Watching faces light up ZooLights: When the Baltimore Zoo's fifth annual holiday show opens tomorrow, the Rev. Earl Tucker's model train exhibit will be on show for the first time.

November 27, 1997|By Dennis O'Brien | Dennis O'Brien,SUN STAFF

For years, the Rev. Earl Tucker comforted the sick and the dying as chaplain at Bon Secours Hospital.

He always tried to be cheerful, but it was a job that could weigh a man down.

"There were a lot of AIDS patients, a lot of patients with renal failure. It was always a challenge and sometimes it would weigh on you, and you'd take it home with you," said Tucker, 66.

Now retired, Tucker will spread cheer during the holidays in a different forum -- showing off his model-train collection to an expected 50,000 visitors to the Baltimore Zoo.

Tucker's trains will be displayed at ZooLights, the Baltimore Zoo's annual holiday light show, which opens tomorrow.

It is the fifth year for ZooLights, a holiday exhibit of 500,000 lights draped over metal-framed stars, snowflakes, candy canes, snow figures and other seasonal displays that drew 50,000 visitors last year.

But it is the first year for Tucker's trains.

"Sure I'm excited about it. Who wouldn't be?" said Tucker, a soft-spoken father of 11.

Until this year, Tucker's trains were confined to a display he set up each Thanksgiving at his Pikesville home.

Tucker, a volunteer at the zoo, was asked to set up the display this fall when the zoo's director, Roger C. Birkel, learned about his train collection.

He began volunteering as a tour guide at the Baltimore Zoo when he retired from Bon Secours three years ago.

But his trains have been a hobby for a decade.

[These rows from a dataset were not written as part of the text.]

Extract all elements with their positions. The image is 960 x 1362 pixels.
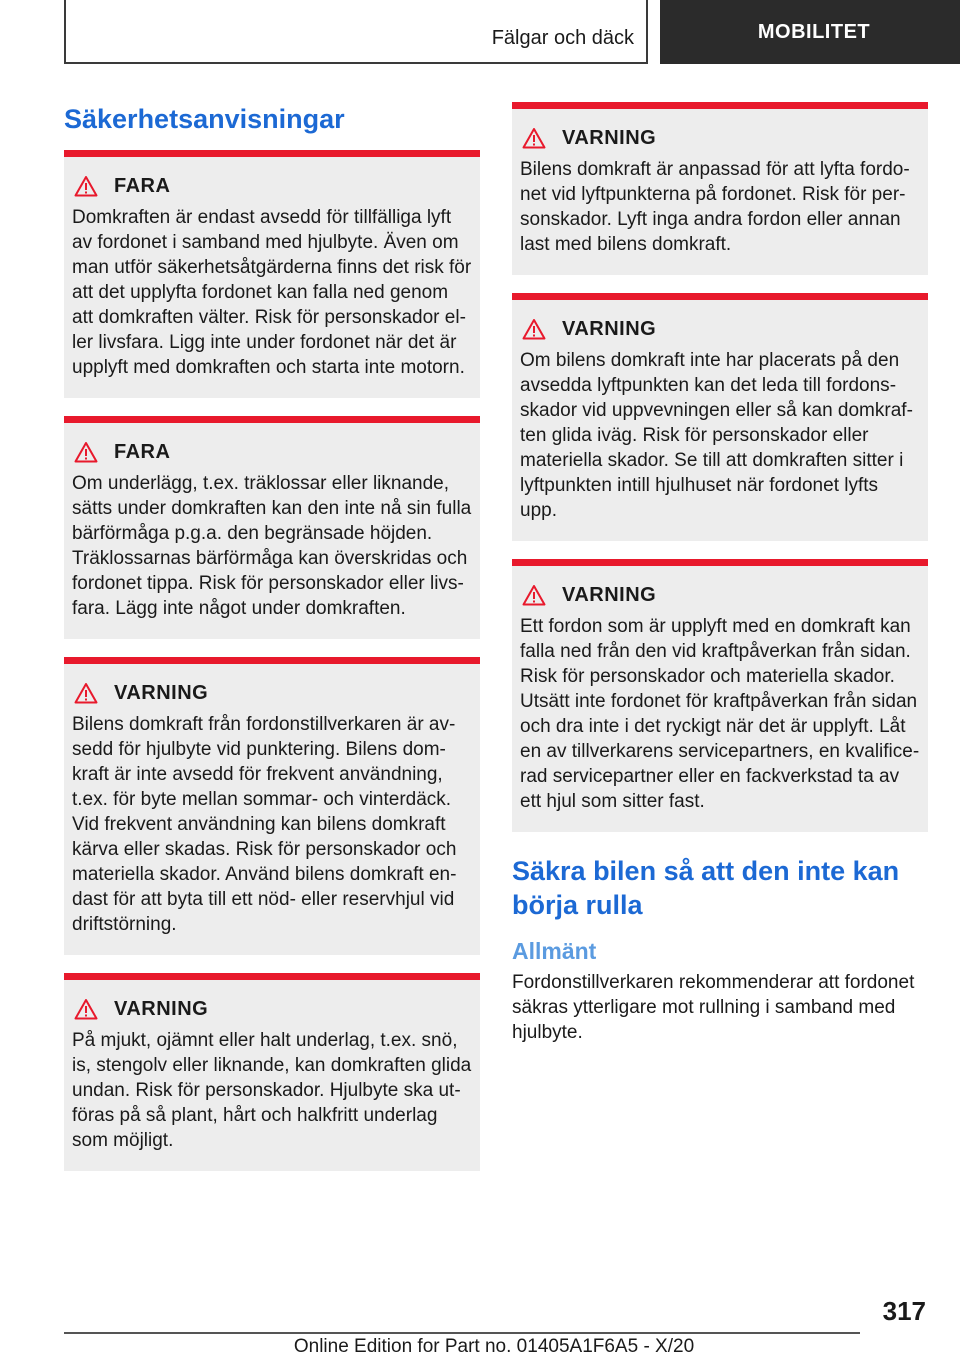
left-column	[64, 102, 480, 1189]
warning-triangle-icon	[74, 175, 98, 197]
warning-title: FARA	[114, 174, 171, 197]
warning-triangle-icon	[522, 318, 546, 340]
warning-text: Ett fordon som är upplyft med en domkraft kan falla ned från den vid kraftpåverkan från sidan. Risk för personskador och materiella skador. Utsätt inte fordonet för kraftpåverkan från sidan och dra inte i det ryckigt när det är upplyft. Låt en av tillverkarens servicepartners, en kvalificerad servicepartner eller en fackverkstad ta av ett hjul som sitter fast.	[520, 616, 920, 812]
warning-title-row	[72, 173, 472, 199]
right-column	[512, 102, 928, 1045]
subsection-heading: Allmänt	[512, 938, 597, 964]
warning-title-row	[520, 582, 920, 608]
warning-title: VARNING	[114, 997, 209, 1020]
warning-triangle-icon	[74, 441, 98, 463]
warning-title-row	[72, 680, 472, 706]
warning-triangle-icon	[74, 998, 98, 1020]
warning-text: Domkraften är endast avsedd för tillfälliga lyft av fordonet i samband med hjulbyte. Även om man utför säkerhetsåtgärderna finns det risk för att det upplyfta fordonet kan falla ned genom att domkraften välter. Risk för personskador eller livsfara. Ligg inte under fordonet när det är upplyft med domkraften och starta inte motorn.	[72, 207, 472, 378]
chapter-title: Fälgar och däck	[491, 27, 634, 49]
section-heading: Säkerhetsanvisningar	[64, 104, 345, 134]
warning-text: Bilens domkraft är anpassad för att lyfta fordonet vid lyftpunkterna på fordonet. Risk för personskador. Lyft inga andra fordon eller annan last med bilens domkraft.	[520, 159, 910, 255]
warning-title: VARNING	[562, 583, 657, 606]
warning-box	[64, 973, 480, 1171]
warning-title: VARNING	[562, 317, 657, 340]
page-number: 317	[882, 1296, 926, 1326]
chapter-tab	[64, 0, 648, 64]
warning-text: Om bilens domkraft inte har placerats på den avsedda lyftpunkten kan det leda till fordonsskador vid uppvevningen eller så kan domkraften glida iväg. Risk för personskador eller materiella skador. Se till att domkraften sitter i lyftpunkten intill hjulhuset när fordonet lyfts upp.	[520, 350, 913, 521]
warning-title-row	[520, 316, 920, 342]
warning-title: FARA	[114, 440, 171, 463]
warning-triangle-icon	[522, 127, 546, 149]
footer-edition: Online Edition for Part no. 01405A1F6A5 - X/20	[293, 1336, 695, 1357]
warning-box	[64, 416, 480, 639]
warning-title: VARNING	[562, 126, 657, 149]
warning-box	[512, 559, 928, 832]
warning-triangle-icon	[522, 584, 546, 606]
body-paragraph: Fordonstillverkaren rekommenderar att fordonet säkras ytterligare mot rullning i samband med hjulbyte.	[512, 972, 915, 1043]
warning-title-row	[72, 996, 472, 1022]
warning-text: Om underlägg, t.ex. träklossar eller liknande, sätts under domkraften kan den inte nå sin fulla bärförmåga p.g.a. den begränsade höjden. Träklossarnas bärförmåga kan överskridas och fordonet tippa. Risk för personskador eller livsfara. Lägg inte något under domkraften.	[72, 473, 472, 619]
section-heading: Säkra bilen så att den inte kan börja rulla	[512, 856, 900, 920]
section-tab: MOBILITET	[660, 0, 960, 64]
warning-box	[512, 293, 928, 541]
warning-text: Bilens domkraft från fordonstillverkaren är avsedd för hjulbyte vid punktering. Bilens domkraft är inte avsedd för frekvent användning, t.ex. för byte mellan sommar- och vinterdäck. Vid frekvent användning kan bilens domkraft kärva eller skadas. Risk för personskador och materiella skador. Använd bilens domkraft endast för att byta till ett nöd- eller reservhjul vid driftstörning.	[72, 714, 457, 935]
warning-box	[64, 657, 480, 955]
warning-triangle-icon	[74, 682, 98, 704]
warning-text: På mjukt, ojämnt eller halt underlag, t.ex. snö, is, stengolv eller liknande, kan domkraften glida undan. Risk för personskador. Hjulbyte ska utföras på så plant, hårt och halkfritt underlag som möjligt.	[72, 1030, 472, 1151]
warning-title-row	[72, 439, 472, 465]
warning-title-row	[520, 125, 920, 151]
page-header	[0, 0, 960, 66]
warning-box	[64, 150, 480, 398]
warning-box	[512, 102, 928, 275]
warning-title: VARNING	[114, 681, 209, 704]
footer-divider	[64, 1332, 860, 1334]
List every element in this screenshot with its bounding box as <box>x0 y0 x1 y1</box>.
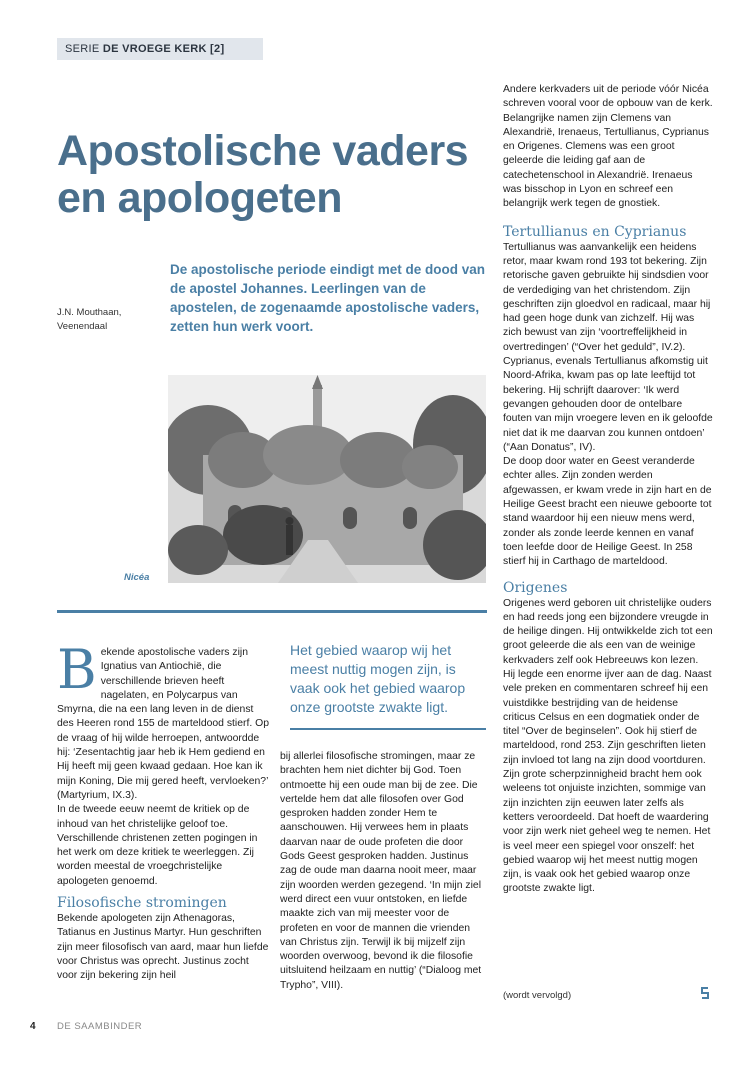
heading-origenes: Origenes <box>503 579 568 596</box>
intro-paragraph <box>57 638 270 803</box>
continued-note: (wordt vervolgd) <box>503 990 572 1001</box>
col1-p2: In de tweede eeuw neemt de kritiek op de inhoud van het christelijke geloof toe. Verschillende christenen zetten pogingen in het werk om deze kritiek te weerleggen. Zij worden meestal de vroegchristelijke apologeten genoemd. <box>57 804 258 887</box>
col1-p1: ekende apostolische vaders zijn Ignatius van Antiochië, die verschillende brieven heeft nagelaten, en Polycarpus van Smyrna, die na een lang leven in de dienst des Heeren rond 155 de marteldood stierf. Op de vraag of hij wilde herroepen, antwoordde hij: ‘Zesentachtig jaar heb ik Hem gediend en Hij heeft mij geen kwaad gedaan. Hoe kan ik mijn Koning, Die mij gered heeft, vervloeken?’ (Martyrium, IX.3). <box>57 647 269 801</box>
col3-p1: Andere kerkvaders uit de periode vóór Nicéa schreven vooral voor de opbouw van de kerk. Belangrijke namen zijn Clemens van Alexandrië, Irenaeus, Tertullianus, Cyprianus en Origenes. Clemens was een groot geleerde die leiding gaf aan de catechetenschool in Alexandrië. Irenaeus was bisschop in Lyon en schreef een belangrijk werk tegen de gnostiek. <box>503 84 713 210</box>
article-title: Apostolische vaders en apologeten <box>57 127 469 222</box>
col3-p4: De doop door water en Geest veranderde echter alles. Zijn zonden werden afgewassen, er kwam vrede in zijn hart en de Heilige Geest bracht een nieuwe geboorte tot stand waardoor hij een nieuw mens werd, zonder als zonde leerde kennen en vanaf toen leefde door de Heilige Geest. In 258 stierf hij in Carthago de marteldood. <box>503 456 712 568</box>
column-3 <box>503 83 713 897</box>
magazine-name: DE SAAMBINDER <box>57 1021 143 1032</box>
series-tag <box>57 38 263 60</box>
end-mark-icon <box>700 987 710 999</box>
col2-p1: bij allerlei filosofische stromingen, maar ze brachten hem niet dichter bij God. Toen ontmoette hij een oude man bij de zee. Die vertelde hem dat alle filosofen over God gesproken hadden zonder Hem te aanschouwen. Hij verwees hem in plaats daarvan naar de oude profeten die door Gods Geest gesproken hadden. Justinus zag de oude man daarna nooit meer, maar zijn woorden werden gezegend. ‘In mijn ziel werd direct een vuur ontstoken, en liefde maakte zich van mij meester voor de profeten en voor de mannen die vrienden van Christus zijn. Terwijl ik bij mijzelf zijn woorden overwoog, bevond ik die filosofie uitsluitend heilzaam en nuttig’ (“Dialoog met Trypho”, VIII). <box>280 751 482 991</box>
drop-cap: B <box>57 638 97 701</box>
column-1 <box>57 638 270 984</box>
page-number: 4 <box>30 1021 36 1032</box>
author-block <box>57 306 157 334</box>
article-lead: De apostolische periode eindigt met de dood van de apostel Johannes. Leerlingen van de apostelen, de zogenaamde apostolische vaders, zetten hun werk voort. <box>170 262 486 334</box>
author-name: J.N. Mouthaan, <box>57 307 122 318</box>
section-divider <box>57 610 487 613</box>
church-photo <box>168 375 486 583</box>
column-2 <box>280 750 487 993</box>
col3-p3: Cyprianus, evenals Tertullianus afkomstig uit Noord-Afrika, kwam pas op late leeftijd tot bekering. Hij schrijft daarover: ‘Ik werd gevangen gehouden door de ontelbare fouten van mijn vroegere leven en ik geloofde niet dat ik me daarvan zou kunnen ontdoen’ (“Aan Donatus”, IV). <box>503 356 713 453</box>
series-prefix: SERIE <box>65 43 103 55</box>
photo-caption: Nicéa <box>124 572 150 583</box>
col3-p2: Tertullianus was aanvankelijk een heidens retor, maar kwam rond 193 tot bekering. Zijn retorische gaven gebruikte hij sindsdien voor de verdediging van het christendom. Zijn geschriften zijn gloedvol en radicaal, maar hij had geen hoge dunk van zichzelf. Hij was zich bewust van zijn ‘voortreffelijkheid in overtredingen’ (“Over het geduld”, IV.2). <box>503 241 711 353</box>
pull-quote-rule <box>290 728 486 730</box>
heading-tertullianus-cyprianus: Tertullianus en Cyprianus <box>503 223 687 240</box>
pull-quote: Het gebied waarop wij het meest nuttig mogen zijn, is vaak ook het gebied waarop onze grootste zwakte ligt. <box>290 642 466 715</box>
col3-p5: Origenes werd geboren uit christelijke ouders en had reeds jong een bijzondere vreugde in de heilige dingen. Hij ontwikkelde zich tot een groot geleerde die als een van de weinige kerkvaders zelf ook Hebreeuws kon lezen. Hij legde een enorme ijver aan de dag. Naast vele preken en commentaren schreef hij een vuistdikke bestrijding van de heidense criticus Celsus en een dogmatiek onder de titel “Over de beginselen”. Ook hij stierf de marteldood, rond 253. Zijn geschriften lieten zijn invloed tot lang na zijn dood voortduren. Zijn grote scherpzinnigheid bracht hem ook weleens tot onjuiste inzichten, sommige van zijn inzichten zijn eeuwen later zelfs als ketters veroordeeld. Dat hoeft de waardering voor zijn werk niet geheel weg te nemen. Het is veel meer een spiegel voor onszelf: het gebied waarop wij het meest nuttig mogen zijn, is vaak ook het gebied waarop onze grootste zwakte ligt. <box>503 597 713 895</box>
author-place: Veenendaal <box>57 321 108 332</box>
col1-p3: Bekende apologeten zijn Athenagoras, Tatianus en Justinus Martyr. Hun geschriften zijn meer filosofisch van aard, maar hun liefde voor Christus was oprecht. Justinus zocht voor zijn bekering zijn heil <box>57 913 269 982</box>
heading-filosofische-stromingen: Filosofische stromingen <box>57 895 227 912</box>
series-name: DE VROEGE KERK [2] <box>102 43 225 55</box>
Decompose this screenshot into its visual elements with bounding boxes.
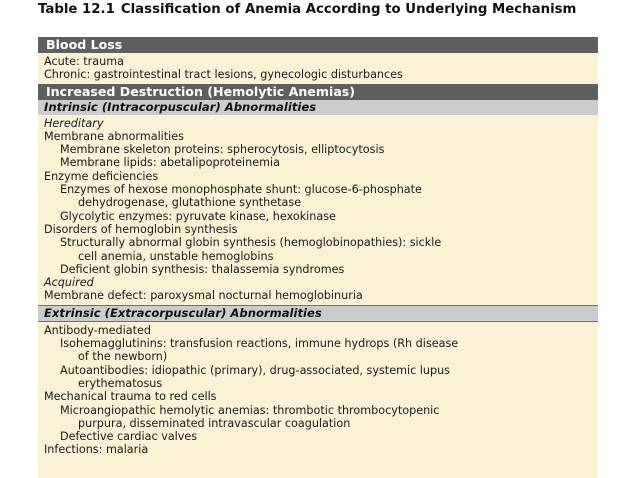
table-line: Microangiopathic hemolytic anemias: thrombotic thrombocytopenic <box>60 403 440 417</box>
table-line: Disorders of hemoglobin synthesis <box>44 222 238 236</box>
subsection-header-intrinsic: Intrinsic (Intracorpuscular) Abnormalities <box>38 100 598 115</box>
section-header-blood-loss: Blood Loss <box>38 37 598 53</box>
table-line: Hereditary <box>44 116 104 130</box>
table-line: Acquired <box>44 276 94 290</box>
table-line: cell anemia, unstable hemoglobins <box>78 249 274 263</box>
table-title <box>38 3 598 17</box>
table-number: Table 12.1 <box>38 2 115 17</box>
table-line: of the newborn) <box>78 350 168 364</box>
table-line: Enzymes of hexose monophosphate shunt: glucose-6-phosphate <box>60 183 422 197</box>
table-line: Membrane lipids: abetalipoproteinemia <box>60 156 280 170</box>
table-line: Antibody-mediated <box>44 323 151 337</box>
table-line: Deficient globin synthesis: thalassemia syndromes <box>60 262 345 276</box>
table-line: Chronic: gastrointestinal tract lesions, gynecologic disturbances <box>44 68 403 82</box>
table-line: Autoantibodies: idiopathic (primary), drug-associated, systemic lupus <box>60 363 451 377</box>
table-title-text: Classification of Anemia According to Underlying Mechanism <box>120 2 577 17</box>
table-line: Acute: trauma <box>44 55 124 68</box>
table-line: Infections: malaria <box>44 443 149 457</box>
table-line: dehydrogenase, glutathione synthetase <box>78 196 302 210</box>
table-line: Membrane skeleton proteins: spherocytosis, elliptocytosis <box>60 143 385 157</box>
table-line: Defective cardiac valves <box>60 430 198 444</box>
table-line: Enzyme deficiencies <box>44 169 159 183</box>
table-line: Isohemagglutinins: transfusion reactions, immune hydrops (Rh disease <box>60 337 459 351</box>
table-line: Glycolytic enzymes: pyruvate kinase, hexokinase <box>60 209 336 223</box>
table-line: Structurally abnormal globin synthesis (hemoglobinopathies): sickle <box>60 236 442 250</box>
table-line: purpura, disseminated intravascular coagulation <box>78 416 351 430</box>
table-line: Membrane defect: paroxysmal nocturnal hemoglobinuria <box>44 289 363 303</box>
table-line: Membrane abnormalities <box>44 129 184 143</box>
table-body <box>38 37 598 478</box>
table-line: erythematosus <box>78 376 163 390</box>
subsection-header-extrinsic: Extrinsic (Extracorpuscular) Abnormalities <box>38 306 598 321</box>
table-line: Mechanical trauma to red cells <box>44 390 217 404</box>
section-header-increased-destruction: Increased Destruction (Hemolytic Anemias) <box>38 84 598 100</box>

Tucker said he's nervous about the display's debut. He said he has tried to do everything possible to make the display a hit. That includes spending three weeks building the display, in the drafty stone building that serves as a gift shop.

"I get a joy out of the challenge, all the work that goes into it and all the detail," he said.

The detail is impressive.

The exhibit includes a village called "Rogerville," named in Birkel's honor, with a dozen matchstick-sized inhabitants. It also has an Old West street and a miniature zoo, with gibbons and cranes that emit cries made from recordings of their live counterparts at the zoo.

The exhibit also includes a business district where firefighters douse a burning building and a construction crew attacks an ever-present hole with a backhoe.

Tucker said he agreed to put the train on display because he likes to show it off and he wants to see the reaction of the children who see it.

"I like seeing their faces light up," Tucker said.

This year's ZooLights display runs from tomorrow through Jan. 4. It will be open Thursday through Sunday nights until Dec. 17 and every night from Dec. 18 through Jan. 4. Hours are 5: 30 p.m. to 9: 30 p.m.

The lighting displays will include a winter wonderland near the zoo entrance, a Victorian village near the newly restored zoo mansion, and a toy-land display and 40-foot-long dragon near the entrance to the Children's Zoo.

Therese Jones-Alcarese, the zoo's promotions director, said that laying out the lighting display she tried to create contrasting light shows for visitors as they walk along the zoo paths.

"The intent is that from start to finish, you're going to see a very different light show every time you come around a corner," she said.